You want a player to find who they are and then add that to your mix. I think that finding a player and then shaping them into what you need based on their perceived current and future importance is an imperfect way of developing long term solutions. James Ryan, for example, has had the least effective stretch of his young career over the last year due to what I feel is a role crisis. He’s plainly one of Leinster’s and Ireland’s most important players so I guess the thinking is why shouldn’t he take on the physical, mental and role load needed to be Ireland’s primary tighthead lock while he’s at it? It isn’t a case of “just switch sides in the scrum” because Ryan scrummaged behind Tadhg Furlong for much of 2017/18. In continuing that role, Ryan has, as a natural consequence, decided to take on more muscle mass and KG.

Some of this would happen anyway. Ryan was around 112KG during his first season which would be considered quite light for a modern-day lock. He needed a bit extra but every KG of muscle mass has a benefit and a resulting drawback. Finding that balance is key to defining your role set as a player.

Some guys are better suited to running that bit lighter, despite the perceived wisdom of what they should weigh in a certain position. It’s a generally held idea that the taller you are, the more weight you can comfortably put on your frame. For a tighthead lock, there’s a distinct advantage to playing heavy – that is to say, in and around 120KG. Jean Kleyn, for example, is 6’8″ and can comfortably play at that size. Quinn Roux is 6’6″ and plays north of 120KG. Both would be pretty typical “tighthead lock” role players. If the plan is to get James Ryan closer to 120KG – he’s listed at 116KG right now – I’d wonder about his future effectiveness.

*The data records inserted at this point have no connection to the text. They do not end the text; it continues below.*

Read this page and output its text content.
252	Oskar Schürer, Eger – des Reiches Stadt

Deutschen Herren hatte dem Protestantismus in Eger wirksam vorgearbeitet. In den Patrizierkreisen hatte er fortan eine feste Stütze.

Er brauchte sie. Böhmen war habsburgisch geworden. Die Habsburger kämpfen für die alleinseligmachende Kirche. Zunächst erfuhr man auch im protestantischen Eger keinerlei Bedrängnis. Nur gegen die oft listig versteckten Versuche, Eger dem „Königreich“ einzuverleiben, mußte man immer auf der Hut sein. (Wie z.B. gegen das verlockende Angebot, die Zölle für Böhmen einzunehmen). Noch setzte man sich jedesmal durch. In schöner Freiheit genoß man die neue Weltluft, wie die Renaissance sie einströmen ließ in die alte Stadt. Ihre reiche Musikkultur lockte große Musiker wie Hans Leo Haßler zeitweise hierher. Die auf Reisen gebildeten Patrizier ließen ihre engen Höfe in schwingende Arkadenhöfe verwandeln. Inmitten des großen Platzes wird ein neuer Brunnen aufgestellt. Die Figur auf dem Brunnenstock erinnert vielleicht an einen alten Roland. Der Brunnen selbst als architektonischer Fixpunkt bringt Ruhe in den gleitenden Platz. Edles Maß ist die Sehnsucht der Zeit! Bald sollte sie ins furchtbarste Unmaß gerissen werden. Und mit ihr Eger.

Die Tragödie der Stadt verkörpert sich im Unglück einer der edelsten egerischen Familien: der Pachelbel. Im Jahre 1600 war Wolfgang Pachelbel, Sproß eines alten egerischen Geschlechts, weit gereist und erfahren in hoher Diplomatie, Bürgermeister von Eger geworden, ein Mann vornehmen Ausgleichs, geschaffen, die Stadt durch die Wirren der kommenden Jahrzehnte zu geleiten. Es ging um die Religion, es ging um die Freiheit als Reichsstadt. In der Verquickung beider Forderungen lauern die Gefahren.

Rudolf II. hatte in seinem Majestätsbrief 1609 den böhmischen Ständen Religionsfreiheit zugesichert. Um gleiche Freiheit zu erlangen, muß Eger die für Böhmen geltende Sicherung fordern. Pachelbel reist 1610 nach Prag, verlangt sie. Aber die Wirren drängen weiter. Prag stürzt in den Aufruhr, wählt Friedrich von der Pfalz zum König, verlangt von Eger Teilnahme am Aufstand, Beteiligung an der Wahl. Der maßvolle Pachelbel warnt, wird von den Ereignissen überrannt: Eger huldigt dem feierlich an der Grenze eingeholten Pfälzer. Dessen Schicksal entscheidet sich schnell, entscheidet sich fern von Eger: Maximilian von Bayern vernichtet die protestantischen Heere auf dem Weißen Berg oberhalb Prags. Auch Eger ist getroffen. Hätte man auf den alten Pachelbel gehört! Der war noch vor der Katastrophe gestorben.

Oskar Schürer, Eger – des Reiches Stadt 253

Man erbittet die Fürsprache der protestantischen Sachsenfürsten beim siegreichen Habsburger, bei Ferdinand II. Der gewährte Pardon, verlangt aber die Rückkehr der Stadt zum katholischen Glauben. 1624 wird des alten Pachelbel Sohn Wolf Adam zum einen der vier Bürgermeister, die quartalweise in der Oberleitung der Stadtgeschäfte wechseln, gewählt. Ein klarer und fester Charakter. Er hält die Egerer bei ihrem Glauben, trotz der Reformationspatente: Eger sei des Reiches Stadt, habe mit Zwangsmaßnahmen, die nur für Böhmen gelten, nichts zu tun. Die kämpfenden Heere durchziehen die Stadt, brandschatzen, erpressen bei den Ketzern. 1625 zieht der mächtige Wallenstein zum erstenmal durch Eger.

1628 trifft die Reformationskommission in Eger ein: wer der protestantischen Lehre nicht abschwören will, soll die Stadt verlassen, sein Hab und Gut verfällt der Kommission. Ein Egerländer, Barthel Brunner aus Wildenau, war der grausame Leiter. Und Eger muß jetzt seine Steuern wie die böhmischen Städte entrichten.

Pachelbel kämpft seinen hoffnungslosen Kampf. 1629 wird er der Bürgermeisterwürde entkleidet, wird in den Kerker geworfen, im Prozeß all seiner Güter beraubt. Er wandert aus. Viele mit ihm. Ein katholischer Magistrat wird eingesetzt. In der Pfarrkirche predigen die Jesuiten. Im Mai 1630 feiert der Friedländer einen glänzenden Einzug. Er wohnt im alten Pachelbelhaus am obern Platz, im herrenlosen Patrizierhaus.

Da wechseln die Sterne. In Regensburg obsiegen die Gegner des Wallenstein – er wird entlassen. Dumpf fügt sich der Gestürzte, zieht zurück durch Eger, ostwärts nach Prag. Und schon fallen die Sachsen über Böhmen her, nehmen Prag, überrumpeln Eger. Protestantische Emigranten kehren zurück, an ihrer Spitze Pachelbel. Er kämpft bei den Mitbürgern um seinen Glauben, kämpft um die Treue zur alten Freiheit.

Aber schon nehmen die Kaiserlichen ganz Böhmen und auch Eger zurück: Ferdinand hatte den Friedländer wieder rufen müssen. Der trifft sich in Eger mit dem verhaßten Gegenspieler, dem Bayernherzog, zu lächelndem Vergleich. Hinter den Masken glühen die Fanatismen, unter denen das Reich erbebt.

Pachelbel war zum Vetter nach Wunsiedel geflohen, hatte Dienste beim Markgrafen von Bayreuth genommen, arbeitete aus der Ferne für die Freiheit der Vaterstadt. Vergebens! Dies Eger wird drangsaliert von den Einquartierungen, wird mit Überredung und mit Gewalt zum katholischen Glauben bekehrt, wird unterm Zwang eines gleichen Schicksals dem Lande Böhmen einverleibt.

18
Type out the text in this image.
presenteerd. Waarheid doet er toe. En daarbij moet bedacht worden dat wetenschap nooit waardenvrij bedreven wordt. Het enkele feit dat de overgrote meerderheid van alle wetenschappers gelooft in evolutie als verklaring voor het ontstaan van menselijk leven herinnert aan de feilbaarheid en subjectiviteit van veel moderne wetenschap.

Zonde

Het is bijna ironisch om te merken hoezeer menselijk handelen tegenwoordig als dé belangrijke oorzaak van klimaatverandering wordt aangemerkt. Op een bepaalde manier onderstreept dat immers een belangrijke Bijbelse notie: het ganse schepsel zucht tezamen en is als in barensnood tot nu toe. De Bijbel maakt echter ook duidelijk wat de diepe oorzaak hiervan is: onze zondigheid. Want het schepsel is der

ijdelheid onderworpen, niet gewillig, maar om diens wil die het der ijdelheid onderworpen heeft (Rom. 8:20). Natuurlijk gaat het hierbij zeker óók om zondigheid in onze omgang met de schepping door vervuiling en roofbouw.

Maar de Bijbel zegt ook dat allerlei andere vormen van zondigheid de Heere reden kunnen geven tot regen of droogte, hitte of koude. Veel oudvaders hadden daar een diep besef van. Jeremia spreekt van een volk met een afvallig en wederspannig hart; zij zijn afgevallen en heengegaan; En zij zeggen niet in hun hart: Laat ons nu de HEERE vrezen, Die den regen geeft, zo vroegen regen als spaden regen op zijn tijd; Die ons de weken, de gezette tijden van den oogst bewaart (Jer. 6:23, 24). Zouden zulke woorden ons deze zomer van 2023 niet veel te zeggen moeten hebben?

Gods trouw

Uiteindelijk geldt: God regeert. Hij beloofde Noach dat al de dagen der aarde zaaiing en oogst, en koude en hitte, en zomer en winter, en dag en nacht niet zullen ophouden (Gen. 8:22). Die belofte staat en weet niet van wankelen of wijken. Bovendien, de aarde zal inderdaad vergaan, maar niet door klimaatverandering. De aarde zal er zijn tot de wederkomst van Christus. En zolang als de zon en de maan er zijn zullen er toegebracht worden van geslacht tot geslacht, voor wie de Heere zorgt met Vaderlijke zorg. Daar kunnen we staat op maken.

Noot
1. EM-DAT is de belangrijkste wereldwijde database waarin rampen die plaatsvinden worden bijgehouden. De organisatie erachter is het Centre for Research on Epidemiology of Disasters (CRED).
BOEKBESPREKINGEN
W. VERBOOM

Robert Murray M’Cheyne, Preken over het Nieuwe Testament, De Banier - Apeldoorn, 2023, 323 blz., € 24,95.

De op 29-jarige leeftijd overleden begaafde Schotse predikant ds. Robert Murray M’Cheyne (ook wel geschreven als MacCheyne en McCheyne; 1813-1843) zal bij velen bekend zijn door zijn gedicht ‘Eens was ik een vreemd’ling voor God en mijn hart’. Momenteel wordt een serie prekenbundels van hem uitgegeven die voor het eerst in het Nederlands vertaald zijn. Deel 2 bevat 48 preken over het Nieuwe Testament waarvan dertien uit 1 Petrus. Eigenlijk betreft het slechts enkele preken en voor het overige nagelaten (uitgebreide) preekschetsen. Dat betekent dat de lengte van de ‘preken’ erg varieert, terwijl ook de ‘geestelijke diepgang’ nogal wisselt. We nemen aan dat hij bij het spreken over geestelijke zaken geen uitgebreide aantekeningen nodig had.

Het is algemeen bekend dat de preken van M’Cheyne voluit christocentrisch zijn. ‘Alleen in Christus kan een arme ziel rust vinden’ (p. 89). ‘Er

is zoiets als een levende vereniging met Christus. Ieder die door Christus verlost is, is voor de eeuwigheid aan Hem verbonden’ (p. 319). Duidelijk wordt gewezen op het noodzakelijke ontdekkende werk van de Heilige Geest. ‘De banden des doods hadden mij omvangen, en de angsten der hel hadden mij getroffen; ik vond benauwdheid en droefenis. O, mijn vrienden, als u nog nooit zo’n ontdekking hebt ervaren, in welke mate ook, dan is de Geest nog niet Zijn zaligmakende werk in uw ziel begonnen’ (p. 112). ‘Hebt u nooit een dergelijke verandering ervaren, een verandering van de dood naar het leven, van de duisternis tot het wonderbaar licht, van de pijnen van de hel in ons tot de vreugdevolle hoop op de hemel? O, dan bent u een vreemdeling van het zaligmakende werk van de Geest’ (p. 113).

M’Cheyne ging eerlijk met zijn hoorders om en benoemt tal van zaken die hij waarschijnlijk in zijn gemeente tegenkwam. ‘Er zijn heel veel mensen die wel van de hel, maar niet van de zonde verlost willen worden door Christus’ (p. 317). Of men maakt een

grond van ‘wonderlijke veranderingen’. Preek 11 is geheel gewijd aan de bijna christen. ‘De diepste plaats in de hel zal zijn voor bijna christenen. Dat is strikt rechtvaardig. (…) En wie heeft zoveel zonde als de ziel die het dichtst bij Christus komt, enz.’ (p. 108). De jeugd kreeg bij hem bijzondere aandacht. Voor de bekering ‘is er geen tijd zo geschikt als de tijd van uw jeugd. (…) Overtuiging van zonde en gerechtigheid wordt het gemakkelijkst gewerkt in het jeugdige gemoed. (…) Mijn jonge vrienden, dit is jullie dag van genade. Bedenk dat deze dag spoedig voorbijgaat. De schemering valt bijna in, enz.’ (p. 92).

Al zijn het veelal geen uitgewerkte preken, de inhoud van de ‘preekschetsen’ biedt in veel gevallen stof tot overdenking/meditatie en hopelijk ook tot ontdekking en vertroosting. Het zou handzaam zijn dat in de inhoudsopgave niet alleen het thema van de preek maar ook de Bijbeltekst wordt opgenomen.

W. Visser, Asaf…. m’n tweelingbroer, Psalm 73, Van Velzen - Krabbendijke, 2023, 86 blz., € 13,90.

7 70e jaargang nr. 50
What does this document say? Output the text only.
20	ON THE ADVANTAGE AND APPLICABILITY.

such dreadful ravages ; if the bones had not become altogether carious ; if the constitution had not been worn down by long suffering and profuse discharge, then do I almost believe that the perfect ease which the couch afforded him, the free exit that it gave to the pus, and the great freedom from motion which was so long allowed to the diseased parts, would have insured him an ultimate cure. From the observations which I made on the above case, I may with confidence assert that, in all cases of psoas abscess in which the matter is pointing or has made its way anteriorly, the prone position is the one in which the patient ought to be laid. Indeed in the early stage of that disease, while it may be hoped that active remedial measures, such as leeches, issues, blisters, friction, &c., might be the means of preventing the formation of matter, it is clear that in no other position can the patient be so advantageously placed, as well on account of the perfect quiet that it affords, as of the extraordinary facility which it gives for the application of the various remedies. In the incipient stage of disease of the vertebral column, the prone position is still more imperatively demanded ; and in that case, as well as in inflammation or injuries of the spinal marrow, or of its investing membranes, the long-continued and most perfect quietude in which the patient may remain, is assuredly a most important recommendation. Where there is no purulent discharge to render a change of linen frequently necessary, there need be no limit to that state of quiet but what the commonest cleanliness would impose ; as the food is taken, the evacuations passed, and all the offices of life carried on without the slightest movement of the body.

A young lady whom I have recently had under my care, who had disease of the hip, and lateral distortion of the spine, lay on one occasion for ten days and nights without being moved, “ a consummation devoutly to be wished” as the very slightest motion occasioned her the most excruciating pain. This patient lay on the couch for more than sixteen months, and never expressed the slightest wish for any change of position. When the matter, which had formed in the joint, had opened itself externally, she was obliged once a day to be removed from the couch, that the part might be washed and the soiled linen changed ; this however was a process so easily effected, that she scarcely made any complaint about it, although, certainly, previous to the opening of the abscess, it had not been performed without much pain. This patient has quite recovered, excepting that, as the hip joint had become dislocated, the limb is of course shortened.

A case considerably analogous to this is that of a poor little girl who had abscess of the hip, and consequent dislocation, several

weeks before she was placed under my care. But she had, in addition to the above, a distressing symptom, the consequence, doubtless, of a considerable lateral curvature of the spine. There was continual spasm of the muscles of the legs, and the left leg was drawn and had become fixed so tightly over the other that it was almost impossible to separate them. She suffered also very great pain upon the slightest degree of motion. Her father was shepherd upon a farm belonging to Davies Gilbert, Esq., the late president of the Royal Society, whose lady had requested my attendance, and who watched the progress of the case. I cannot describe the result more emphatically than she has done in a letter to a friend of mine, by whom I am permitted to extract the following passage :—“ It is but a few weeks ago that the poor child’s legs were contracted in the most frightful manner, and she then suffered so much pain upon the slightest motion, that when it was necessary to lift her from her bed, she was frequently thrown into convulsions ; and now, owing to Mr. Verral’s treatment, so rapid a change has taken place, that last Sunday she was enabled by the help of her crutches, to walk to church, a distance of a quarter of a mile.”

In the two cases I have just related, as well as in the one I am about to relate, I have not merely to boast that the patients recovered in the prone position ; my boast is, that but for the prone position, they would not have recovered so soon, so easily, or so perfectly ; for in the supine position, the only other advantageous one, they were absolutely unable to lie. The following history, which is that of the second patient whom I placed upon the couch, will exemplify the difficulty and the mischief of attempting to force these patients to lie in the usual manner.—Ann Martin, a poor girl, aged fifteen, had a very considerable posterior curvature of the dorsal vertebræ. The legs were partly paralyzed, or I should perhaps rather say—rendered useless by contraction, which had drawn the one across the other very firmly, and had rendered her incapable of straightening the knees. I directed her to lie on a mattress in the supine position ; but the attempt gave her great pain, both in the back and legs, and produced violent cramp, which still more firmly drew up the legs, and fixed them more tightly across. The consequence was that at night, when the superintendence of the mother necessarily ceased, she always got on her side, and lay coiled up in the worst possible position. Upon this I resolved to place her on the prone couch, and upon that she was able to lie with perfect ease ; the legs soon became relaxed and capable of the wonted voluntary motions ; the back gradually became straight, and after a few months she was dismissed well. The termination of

A heavy tighthead lock effectively sending his mass through his tighthead prop tends to pay off sooner or later in the modern game. It doesn’t lead to instant scrum penalties – not usually anyway – but it does drain the calories the opposition in a way that only truly pays off later in games. For me, James Ryan was at his very best when he was hitting 10 plus dynamic ball carries per game while being an impact defender and a secondary lineout jumper with the capacity to “afford” tighthead scrummaging/maul projection if needed. The more mass Ryan puts on to maximise the “tighter” roles required in a post Toner world at Leinster, I think you naturally have to scale back his role set elsewhere.

The James Ryan of 2018 was a lighter and more mobile player than James Ryan in 2020 but that is to be expected, in some ways. Players will throw on more KG as they age – that comes as standard for most players in most positions but especially so in the second row. If Ryan was playing like a drain, it’d be easy to spot but it’s far from that. He’s still a very, very good player, albeit going through a bit of a dip in my opinion, but my concern is that in the rush to nail down a role commensurate with his explosive debut year, we might have started shaping him into what we needed him to be provincially and nationally, rather than what he could have been if left to develop without the pressure of being a Future Irish Captain™ and the heir to the totemic throne left by Paul O’Connell in 2015.

Will we look back at James Ryan’s 2019/20 as a blip on the way to becoming a cornerstone 100+ cap, multi-test Lion? Or will we look at it as a career that never quite lived up to the glorious opening chapter? I think we’re a few years away from looking at back at either outcome as being the inevitable product of the decisions of Now.